- by GJ Prasad
European banks – Still unloved
Whilst we wait and watch for the market reaction from the mid-term elections in the US, the European banks don’t seem to be getting any respite from the autumnal blues. A sector that has sold off almost 25% YTD and is not seeing any sustainable rebound. The relative underperformance of the European banks this year to the US financials has been stark and a reminder that investor perception matters as much as underlying fundamentals.
Most of the large cap European banks have reported Q3 2018 earnings and, despite decent numbers, there has been very little re-rating/re-assessment of the sector’s prospects by the investor community. The ritualistic EBA stress tests have been completed and we got the usual “yawn” response.
This begs the question: Are banks stuck in a structural bear market with limited upside potential or are they going through a bottoming process that will eventually lead to a stronger sector in the future? On the basis of what has been reported so far, it seems hard to expect a significant turnaround in investor optimism any time soon.

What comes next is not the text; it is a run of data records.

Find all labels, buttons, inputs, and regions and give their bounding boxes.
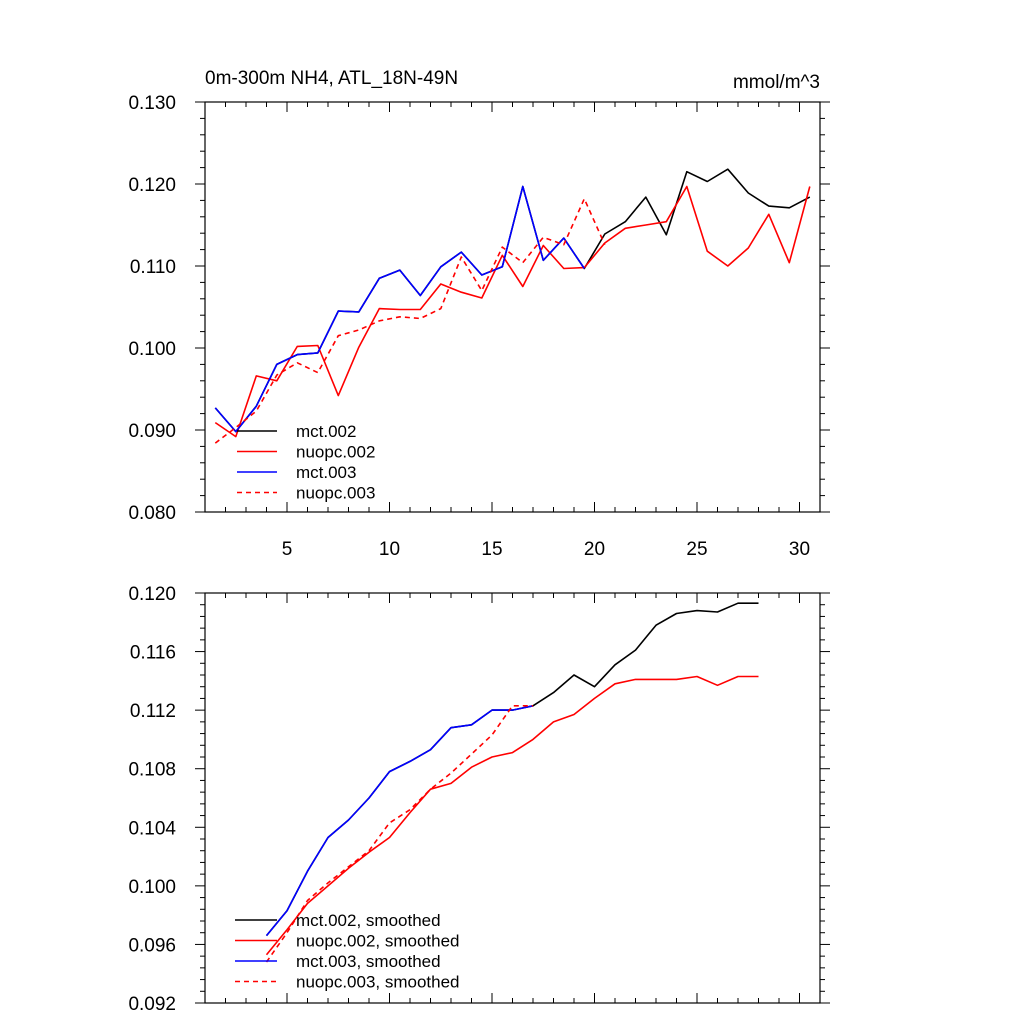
top-series-line-mct-002: [214, 168, 811, 433]
top-series-line-nuopc-002: [214, 185, 811, 438]
top-series-line-nuopc-003: [214, 198, 606, 444]
bottom-y-tick-label: 0.112: [130, 701, 176, 722]
bottom-series-line-nuopc-003-smoothed: [265, 704, 533, 963]
top-legend-label: nuopc.002: [296, 443, 375, 462]
top-x-tick-label: 15: [481, 539, 502, 560]
top-x-tick-label: 20: [584, 539, 605, 560]
bottom-legend-label: mct.003, smoothed: [296, 952, 441, 971]
top-legend-label: nuopc.003: [296, 484, 375, 503]
bottom-legend-label: mct.002, smoothed: [296, 911, 441, 930]
top-y-tick-label: 0.090: [128, 421, 176, 442]
top-y-tick-label: 0.120: [128, 175, 176, 196]
bottom-legend-label: nuopc.002, smoothed: [296, 932, 460, 951]
top-series-line-mct-003: [214, 185, 585, 433]
bottom-y-tick-label: 0.096: [128, 935, 176, 956]
bottom-y-tick-label: 0.092: [128, 994, 176, 1015]
top-y-tick-label: 0.100: [128, 339, 176, 360]
bottom-legend-label: nuopc.003, smoothed: [296, 973, 460, 992]
chart-units: mmol/m^3: [733, 72, 820, 93]
top-y-tick-label: 0.130: [128, 93, 176, 114]
top-legend-label: mct.002: [296, 422, 356, 441]
top-x-tick-label: 10: [379, 539, 400, 560]
bottom-series-line-mct-003-smoothed: [265, 705, 534, 937]
top-x-tick-label: 25: [686, 539, 707, 560]
bottom-y-tick-label: 0.116: [130, 643, 176, 664]
chart-title: 0m-300m NH4, ATL_18N-49N: [205, 68, 458, 89]
bottom-series-line-nuopc-002-smoothed: [265, 675, 759, 956]
top-y-tick-label: 0.080: [128, 503, 176, 524]
bottom-series-line-mct-002-smoothed: [265, 602, 759, 937]
top-x-tick-label: 30: [789, 539, 810, 560]
top-panel: 5 10 15 20 25 30 0.080 0.090 0.100 0.110 0.120 0.13…: [128, 68, 830, 560]
top-x-tick-label: 5: [282, 539, 293, 560]
bottom-y-tick-label: 0.120: [128, 584, 176, 605]
bottom-y-tick-label: 0.108: [128, 760, 176, 781]
bottom-y-tick-label: 0.104: [128, 818, 176, 839]
top-y-tick-label: 0.110: [130, 257, 176, 278]
bottom-panel: 0.092 0.096 0.100 0.104 0.108 0.112 0.116 0.120…: [128, 584, 830, 1015]
bottom-y-tick-label: 0.100: [128, 877, 176, 898]
top-legend-label: mct.003: [296, 463, 356, 482]
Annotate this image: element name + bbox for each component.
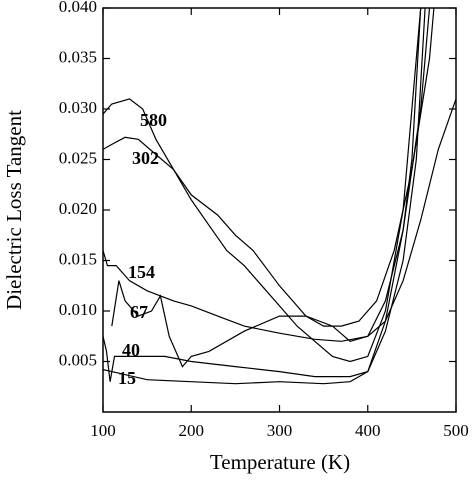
x-tick-label: 500 <box>443 421 469 440</box>
series-label: 40 <box>122 340 140 360</box>
y-tick-label: 0.030 <box>59 98 97 117</box>
x-tick-label: 200 <box>179 421 205 440</box>
y-tick-label: 0.035 <box>59 47 97 66</box>
y-tick-label: 0.010 <box>59 300 97 319</box>
y-tick-label: 0.020 <box>59 199 97 218</box>
plot-lines <box>103 8 456 385</box>
y-tick-label: 0.025 <box>59 148 97 167</box>
series-label: 154 <box>128 262 155 282</box>
series-label: 15 <box>118 368 136 388</box>
series-label: 302 <box>132 148 159 168</box>
series-line <box>111 8 431 368</box>
x-axis-label: Temperature (K) <box>210 450 350 474</box>
x-tick-label: 100 <box>90 421 116 440</box>
series-line <box>103 8 426 382</box>
x-tick-label: 400 <box>355 421 381 440</box>
series-line <box>103 8 422 363</box>
y-axis-label: Dielectric Loss Tangent <box>2 110 26 310</box>
x-tick-label: 300 <box>267 421 293 440</box>
y-tick-label: 0.015 <box>59 249 97 268</box>
series-label: 67 <box>130 302 148 322</box>
series-line <box>103 8 422 385</box>
series-line <box>103 8 435 327</box>
series-line <box>103 98 456 342</box>
y-tick-label: 0.005 <box>59 350 97 369</box>
y-tick-label: 0.040 <box>59 0 97 16</box>
series-label: 580 <box>140 110 167 130</box>
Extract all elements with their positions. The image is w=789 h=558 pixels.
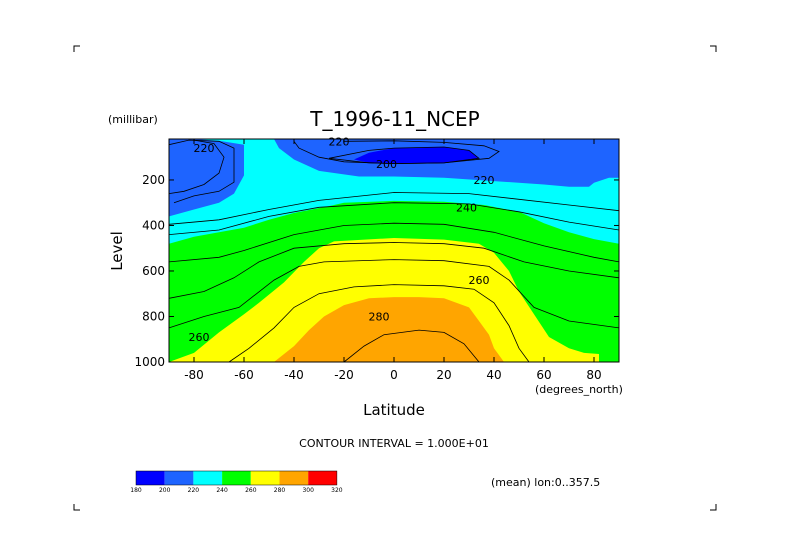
x-tick-label-6: 40 <box>486 368 501 382</box>
x-axis-units: (degrees_north) <box>535 383 623 396</box>
colorbar-label-0: 180 <box>130 487 142 494</box>
corner-marks <box>73 45 717 511</box>
contour-line-0 <box>168 139 235 204</box>
x-tick-label-2: -40 <box>284 368 304 382</box>
colorbar-swatch-1 <box>164 471 194 485</box>
colorbar-swatch-6 <box>308 471 337 485</box>
contour-line-4 <box>168 192 620 225</box>
contour-line-5 <box>168 202 620 235</box>
colorbar-swatch-4 <box>250 471 280 485</box>
y-axis-label: Level <box>108 231 126 271</box>
y-axis: 200 400 600 800 1000 <box>134 173 619 369</box>
x-tick-label-7: 60 <box>536 368 551 382</box>
x-tick-label-1: -60 <box>234 368 254 382</box>
contour-line-7 <box>168 242 620 299</box>
x-tick-label-3: -20 <box>334 368 354 382</box>
contour-line-10 <box>343 329 480 363</box>
y-tick-label-2: 600 <box>142 264 165 278</box>
contour-label-0: 220 <box>194 142 215 155</box>
colorbar-frame <box>135 470 338 486</box>
contour-label-6: 280 <box>369 310 390 323</box>
colorbar-label-3: 240 <box>216 487 228 494</box>
plot-area <box>169 139 619 362</box>
contour-label-5: 260 <box>469 274 490 287</box>
x-tick-label-8: 80 <box>586 368 601 382</box>
colorbar-swatch-2 <box>193 471 223 485</box>
contour-line-9 <box>228 284 530 363</box>
contour-interval-text: CONTOUR INTERVAL = 1.000E+01 <box>299 437 489 450</box>
chart-title: T_1996-11_NCEP <box>309 107 479 131</box>
x-tick-label-5: 20 <box>436 368 451 382</box>
contour-lines <box>168 139 620 363</box>
colorbar-swatch-3 <box>222 471 251 485</box>
x-axis: -80 -60 -40 -20 0 20 40 60 80 <box>184 139 602 382</box>
contour-line-6 <box>168 222 620 263</box>
colorbar-swatch-5 <box>279 471 309 485</box>
contour-label-7: 260 <box>189 331 210 344</box>
band-200-0 <box>169 139 244 217</box>
contour-line-1 <box>168 139 225 194</box>
contour-label-4: 240 <box>456 201 477 214</box>
contour-label-3: 220 <box>474 174 495 187</box>
contour-label-2: 200 <box>376 158 397 171</box>
contour-line-2 <box>293 140 500 165</box>
colorbar-label-7: 320 <box>331 487 343 494</box>
colorbar-label-2: 220 <box>188 487 200 494</box>
y-axis-units: (millibar) <box>108 113 158 126</box>
contour-label-1: 220 <box>329 135 350 148</box>
y-tick-label-0: 200 <box>142 173 165 187</box>
y-tick-label-4: 1000 <box>134 355 165 369</box>
band-280-5 <box>274 297 504 362</box>
colorbar-label-6: 300 <box>302 487 314 494</box>
x-tick-label-0: -80 <box>184 368 204 382</box>
x-tick-label-4: 0 <box>390 368 398 382</box>
mean-lon-annotation: (mean) lon:0..357.5 <box>491 476 600 489</box>
contour-line-3 <box>328 146 480 165</box>
colorbar-swatch-0 <box>136 471 165 485</box>
contour-line-8 <box>168 259 620 329</box>
colorbar-label-1: 200 <box>159 487 171 494</box>
colorbar-label-5: 280 <box>274 487 286 494</box>
colorbar-label-4: 260 <box>245 487 257 494</box>
y-tick-label-3: 800 <box>142 309 165 323</box>
x-axis-label: Latitude <box>363 401 425 419</box>
colorbar: 180 200 220 240 260 280 300 320 <box>130 470 343 494</box>
band-190-2 <box>354 147 479 164</box>
y-tick-label-1: 400 <box>142 218 165 232</box>
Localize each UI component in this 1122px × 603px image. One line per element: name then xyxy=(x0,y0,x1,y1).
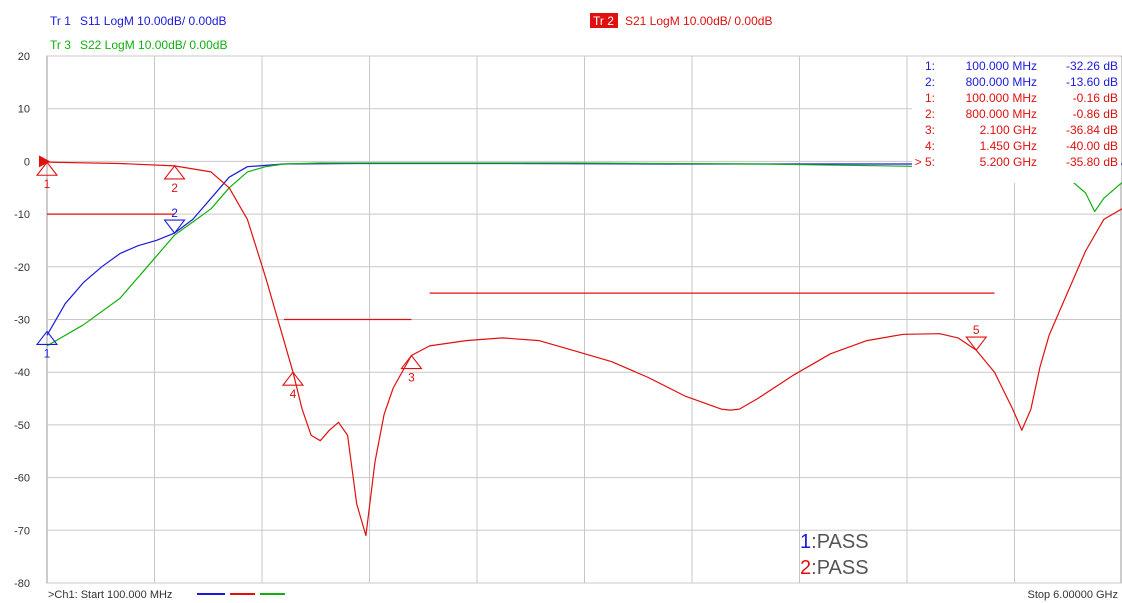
marker-label: 2 xyxy=(171,206,178,220)
footer-bar: >Ch1: Start 100.000 MHz Stop 6.00000 GHz xyxy=(48,589,1118,601)
marker-triangle[interactable] xyxy=(163,165,186,180)
y-tick-label: 10 xyxy=(18,104,30,116)
svg-text:2:PASS: 2:PASS xyxy=(800,557,869,579)
trace-2-text: S21 LogM 10.00dB/ 0.00dB xyxy=(625,14,772,28)
trace-3-label[interactable]: Tr 3 xyxy=(50,38,71,52)
trace-1-label[interactable]: Tr 1 xyxy=(50,14,71,28)
marker-triangle[interactable] xyxy=(163,219,186,234)
pass-1-num: 1 xyxy=(800,531,811,553)
marker-row-freq: 1.450 GHz xyxy=(980,139,1037,153)
marker-row-freq: 800.000 MHz xyxy=(966,107,1037,121)
trace-s11[interactable] xyxy=(46,162,1122,336)
y-tick-label: -60 xyxy=(14,473,30,485)
stop-frequency[interactable]: Stop 6.00000 GHz xyxy=(1027,589,1118,601)
trace-2-label[interactable]: Tr 2 xyxy=(593,14,614,28)
marker-readout-table: 1: 100.000 MHz -32.26 dB 2: 800.000 MHz -13.6… xyxy=(912,57,1121,183)
marker-row-id: > 5: xyxy=(915,155,935,169)
marker-row-freq: 100.000 MHz xyxy=(966,59,1037,73)
marker-row-value: -32.26 dB xyxy=(1066,59,1118,73)
trace-s21[interactable] xyxy=(46,161,1122,537)
reference-level-marker[interactable] xyxy=(39,155,50,168)
svg-text:1:PASS: 1:PASS xyxy=(800,531,869,553)
trace-markers: 1 2 3 4 5 1 2 xyxy=(35,155,988,401)
marker-row-id: 1: xyxy=(925,59,935,73)
y-tick-label: -20 xyxy=(14,262,30,274)
y-tick-label: -40 xyxy=(14,367,30,379)
pass-1-text: PASS xyxy=(817,531,869,553)
marker-table-bg xyxy=(912,57,1121,183)
y-tick-label: -10 xyxy=(14,209,30,221)
trace-header: Tr 1 S11 LogM 10.00dB/ 0.00dB Tr 3 S22 L… xyxy=(50,13,772,52)
marker-label: 1 xyxy=(44,346,51,360)
marker-row-freq: 2.100 GHz xyxy=(980,123,1037,137)
marker-row-id: 4: xyxy=(925,139,935,153)
marker-triangle[interactable] xyxy=(35,330,59,345)
marker-row-value: -13.60 dB xyxy=(1066,75,1118,89)
marker-label: 1 xyxy=(44,177,51,191)
marker-row-freq: 100.000 MHz xyxy=(966,91,1037,105)
marker-row-id: 2: xyxy=(925,107,935,121)
y-tick-label: -50 xyxy=(14,420,30,432)
marker-row-value: -40.00 dB xyxy=(1066,139,1118,153)
trace-3-text: S22 LogM 10.00dB/ 0.00dB xyxy=(80,38,227,52)
traces xyxy=(46,161,1122,537)
marker-row-freq: 5.200 GHz xyxy=(980,155,1037,169)
marker-triangle[interactable] xyxy=(965,336,988,351)
y-tick-label: -80 xyxy=(14,578,30,590)
marker-row-id: 3: xyxy=(925,123,935,137)
y-tick-label: -70 xyxy=(14,525,30,537)
marker-triangle[interactable] xyxy=(35,161,59,176)
marker-row-id: 1: xyxy=(925,91,935,105)
trace-1-text: S11 LogM 10.00dB/ 0.00dB xyxy=(80,14,227,28)
pass-1-sep: : xyxy=(811,531,817,553)
plot-grid xyxy=(46,55,1122,584)
marker-triangle[interactable] xyxy=(400,354,423,370)
pass-2-sep: : xyxy=(811,557,817,579)
start-frequency[interactable]: >Ch1: Start 100.000 MHz xyxy=(48,589,172,601)
marker-row-freq: 800.000 MHz xyxy=(966,75,1037,89)
marker-row-id: 2: xyxy=(925,75,935,89)
trace-s22[interactable] xyxy=(46,162,1122,347)
marker-row-value: -36.84 dB xyxy=(1066,123,1118,137)
y-tick-label: 0 xyxy=(24,156,30,168)
y-tick-label: 20 xyxy=(18,51,30,63)
pass-2-text: PASS xyxy=(817,557,869,579)
marker-row-value: -0.16 dB xyxy=(1073,91,1118,105)
marker-triangle[interactable] xyxy=(281,371,305,386)
trace-2-highlight xyxy=(590,13,618,28)
marker-row-value: -0.86 dB xyxy=(1073,107,1118,121)
limit-lines xyxy=(47,213,995,321)
marker-row-value: -35.80 dB xyxy=(1066,155,1118,169)
marker-label: 4 xyxy=(290,387,297,401)
marker-label: 3 xyxy=(408,371,415,385)
pass-fail-results: 1:PASS 2:PASS xyxy=(800,531,869,579)
y-tick-labels: 20 10 0 -10 -20 -30 -40 -50 -60 -70 -80 xyxy=(14,51,30,590)
pass-2-num: 2 xyxy=(800,557,811,579)
marker-label: 2 xyxy=(171,181,178,195)
y-tick-label: -30 xyxy=(14,315,30,327)
marker-label: 5 xyxy=(973,323,980,337)
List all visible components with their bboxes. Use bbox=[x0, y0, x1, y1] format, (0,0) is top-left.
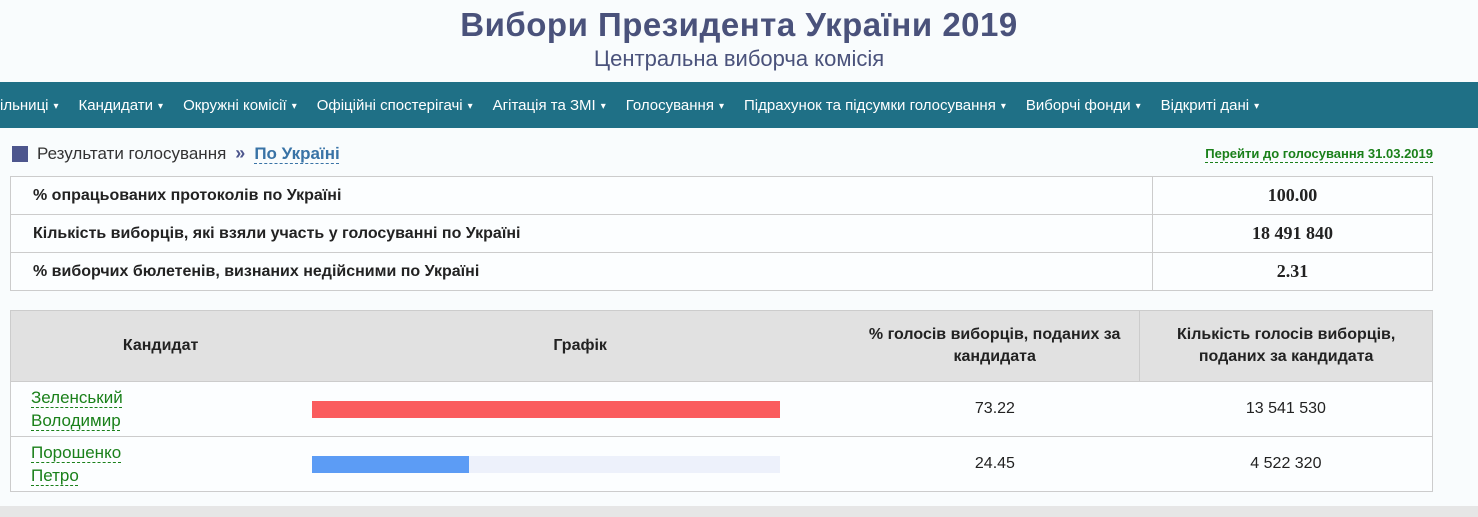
candidate-cell: Порошенко Петро bbox=[10, 436, 311, 492]
votes-cell: 4 522 320 bbox=[1139, 436, 1433, 492]
section-square-icon bbox=[12, 145, 28, 162]
summary-label: % опрацьованих протоколів по Україні bbox=[10, 176, 1153, 215]
breadcrumb-separator-icon: » bbox=[235, 143, 246, 163]
nav-item-label: Кандидати bbox=[78, 96, 154, 114]
nav-item-dilnytsi[interactable]: ільниці ▾ bbox=[0, 97, 59, 114]
page-title: Вибори Президента України 2019 bbox=[460, 6, 1018, 43]
nav-item-kandydaty[interactable]: Кандидати ▾ bbox=[79, 97, 164, 114]
main-nav: ільниці ▾ Кандидати ▾ Окружні комісії ▾ Офі… bbox=[0, 82, 1478, 128]
candidate-link-zelenskyi[interactable]: Зеленський Володимир bbox=[31, 388, 123, 430]
candidate-link-poroshenko[interactable]: Порошенко Петро bbox=[31, 443, 122, 485]
chevron-down-icon: ▾ bbox=[1254, 100, 1260, 112]
chevron-down-icon: ▾ bbox=[158, 100, 164, 112]
summary-row: % опрацьованих протоколів по Україні 100… bbox=[10, 176, 1433, 215]
nav-item-label: Агітація та ЗМІ bbox=[492, 96, 596, 114]
summary-label: % виборчих бюлетенів, визнаних недійсним… bbox=[10, 252, 1153, 291]
chevron-down-icon: ▾ bbox=[718, 100, 724, 112]
nav-item-label: Голосування bbox=[625, 96, 714, 114]
summary-value: 100.00 bbox=[1152, 176, 1433, 215]
chevron-down-icon: ▾ bbox=[467, 100, 473, 112]
nav-item-sposterihachi[interactable]: Офіційні спостерігачі ▾ bbox=[317, 97, 473, 114]
nav-item-pidrakhunok[interactable]: Підрахунок та підсумки голосування ▾ bbox=[744, 97, 1006, 114]
chevron-down-icon: ▾ bbox=[600, 100, 606, 112]
votes-cell: 13 541 530 bbox=[1139, 381, 1433, 437]
vote-bar-track bbox=[312, 455, 781, 473]
nav-item-ahitatsiia-zmi[interactable]: Агітація та ЗМІ ▾ bbox=[493, 97, 606, 114]
site-header: Вибори Президента України 2019 Центральн… bbox=[0, 0, 1478, 82]
summary-label: Кількість виборців, які взяли участь у г… bbox=[10, 214, 1153, 253]
breadcrumb-section: Результати голосування bbox=[37, 143, 227, 163]
candidate-cell: Зеленський Володимир bbox=[10, 381, 311, 437]
summary-row: Кількість виборців, які взяли участь у г… bbox=[10, 214, 1433, 253]
nav-item-label: Виборчі фонди bbox=[1025, 96, 1131, 114]
summary-value: 18 491 840 bbox=[1152, 214, 1433, 253]
chevron-down-icon: ▾ bbox=[53, 100, 59, 112]
chevron-down-icon: ▾ bbox=[291, 100, 297, 112]
percent-cell: 73.22 bbox=[850, 381, 1140, 437]
graph-cell bbox=[310, 381, 851, 437]
column-header-votes: Кількість голосів виборців, поданих за к… bbox=[1139, 310, 1433, 382]
breadcrumb-current-link[interactable]: По Україні bbox=[254, 143, 340, 163]
breadcrumb: Результати голосування » По Україні Пере… bbox=[12, 143, 1433, 164]
column-header-graph: Графік bbox=[310, 310, 851, 382]
column-header-percent: % голосів виборців, поданих за кандидата bbox=[850, 310, 1141, 382]
candidate-row: Порошенко Петро 24.45 4 522 320 bbox=[10, 436, 1433, 492]
summary-value: 2.31 bbox=[1152, 252, 1433, 291]
column-header-candidate: Кандидат bbox=[10, 310, 311, 382]
nav-item-label: Офіційні спостерігачі bbox=[316, 96, 463, 114]
page-subtitle: Центральна виборча комісія bbox=[593, 46, 885, 71]
nav-item-vyborchi-fondy[interactable]: Виборчі фонди ▾ bbox=[1026, 97, 1141, 114]
vote-bar-track bbox=[312, 400, 781, 418]
nav-item-holosuvannia[interactable]: Голосування ▾ bbox=[626, 97, 724, 114]
results-header-row: Кандидат Графік % голосів виборців, пода… bbox=[10, 310, 1433, 382]
nav-item-label: ільниці bbox=[0, 96, 49, 114]
candidate-row: Зеленський Володимир 73.22 13 541 530 bbox=[10, 381, 1433, 437]
chevron-down-icon: ▾ bbox=[1135, 100, 1141, 112]
go-to-vote-link[interactable]: Перейти до голосування 31.03.2019 bbox=[1205, 146, 1433, 161]
vote-bar bbox=[312, 400, 781, 418]
nav-item-okruzhni-komisii[interactable]: Окружні комісії ▾ bbox=[183, 97, 297, 114]
results-table: Кандидат Графік % голосів виборців, пода… bbox=[10, 310, 1433, 492]
chevron-down-icon: ▾ bbox=[1000, 100, 1006, 112]
summary-row: % виборчих бюлетенів, визнаних недійсним… bbox=[10, 252, 1433, 291]
footer-strip bbox=[0, 506, 1478, 517]
nav-item-label: Підрахунок та підсумки голосування bbox=[743, 96, 996, 114]
vote-bar bbox=[312, 455, 469, 473]
nav-item-label: Окружні комісії bbox=[183, 96, 287, 114]
nav-item-vidkryti-dani[interactable]: Відкриті дані ▾ bbox=[1161, 97, 1260, 114]
summary-table: % опрацьованих протоколів по Україні 100… bbox=[10, 176, 1433, 291]
graph-cell bbox=[310, 436, 851, 492]
percent-cell: 24.45 bbox=[850, 436, 1140, 492]
nav-item-label: Відкриті дані bbox=[1160, 96, 1250, 114]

Fundamentally, reported capital adequacy metrics and funding/liquidity ratios demonstrate that the sector is a long way from the financial crisis. However, on other quantitative measures like profitability momentum (the ability to consistently generate ROE in excess of COE) and earnings at risk (for unexpected large loan losses or restructuring costs), prospects don’t look that good and that is what is causing nervousness.
Key issues to contend with
In addition to the two key issues facing the sector – low profitability due to margin compression, high operating costs and business model disruption from non-bank players – investors are focussing on:
- complexity of legal structure and intra-group lending;
- cross-border exposure especially in high risk EM countries;
- level of potential impairment from holding periphery government bonds;
- operational/reputational risks especially relating to KYC/ML;
- reliance on cheap central bank funding.
From an equity investor perspective, at first sight, valuations across the sector seem cheap given the low Price/TNAV (trading at a large discount to tangible net asset value), attractive dividend yield and fairly priced on a price to forward-looking earnings estimates. But all of the three valuation metrics could still be questioned – is TNAV accurate? Are dividend payouts sustainable? Are the forward estimates realistic? Valuations may be cheap and attractive but markets see to be focused on the “unknowns’ and risk/issues outlined above and they are unlikely to be resolved anytime soon. Clearly qualitative factors comfortably taking precedence over quantitative measures.
And that brings me to…
The structural weakness of the European banks come to the fore when they are sliced and diced in a worst case scenario – very poor earnings profile, inadequate reserve coverage for impairments and core capital shortfall due to leverage. In such scenarios (though a low probability event), at least for some banks, capital burn is significant and whilst equity investors will take most of the hit, the AT1 instruments may yet come into play in terms of potential write-downs or conversion into equity.
This I think would be due to the issuer reaching PONV (point of non-viability) and regulator stepping in well before actual triggers come into play. This PONV is the biggest unknown qualitative factor (and one that is decided by the regulator) in AT1 valuation. Thus, single name selection becomes even more important in AT1 investing.
On a separate note, some hold the view that, given the yields, AT1 is attractive relative to other junk paper (HY and EM issuers) for similar ratings. It probably is true in some names due to their defensive issuer profile.
But, I think the comparison is probably incorrect due to many considerations – unlike HY/EM corporate issuers it is almost impossible to model cash flows and its impact on leverage/capital structure for the banks, outsized impact of macroeconomic risks on bank balance sheets, the range of options sold by the investors to the issuers, the role of the regulator in determining viability of business and, finally, the difficulty to accurately determine the impact on capital ratios from the qualitative risks/issues discussed earlier.
It appears to me that AT1 is a strange hybrid instrument that was designed to address the issues from the previous crisis and I believe that some investors don’t fully understand the structural risks.
One thing is for sure – this asset class needs specialist/expert handling – someone who understands the macro picture in addition to having a deep knowledge of the issuer and the sector and can handle the volatility that comes from the underlying cross-asset structural features.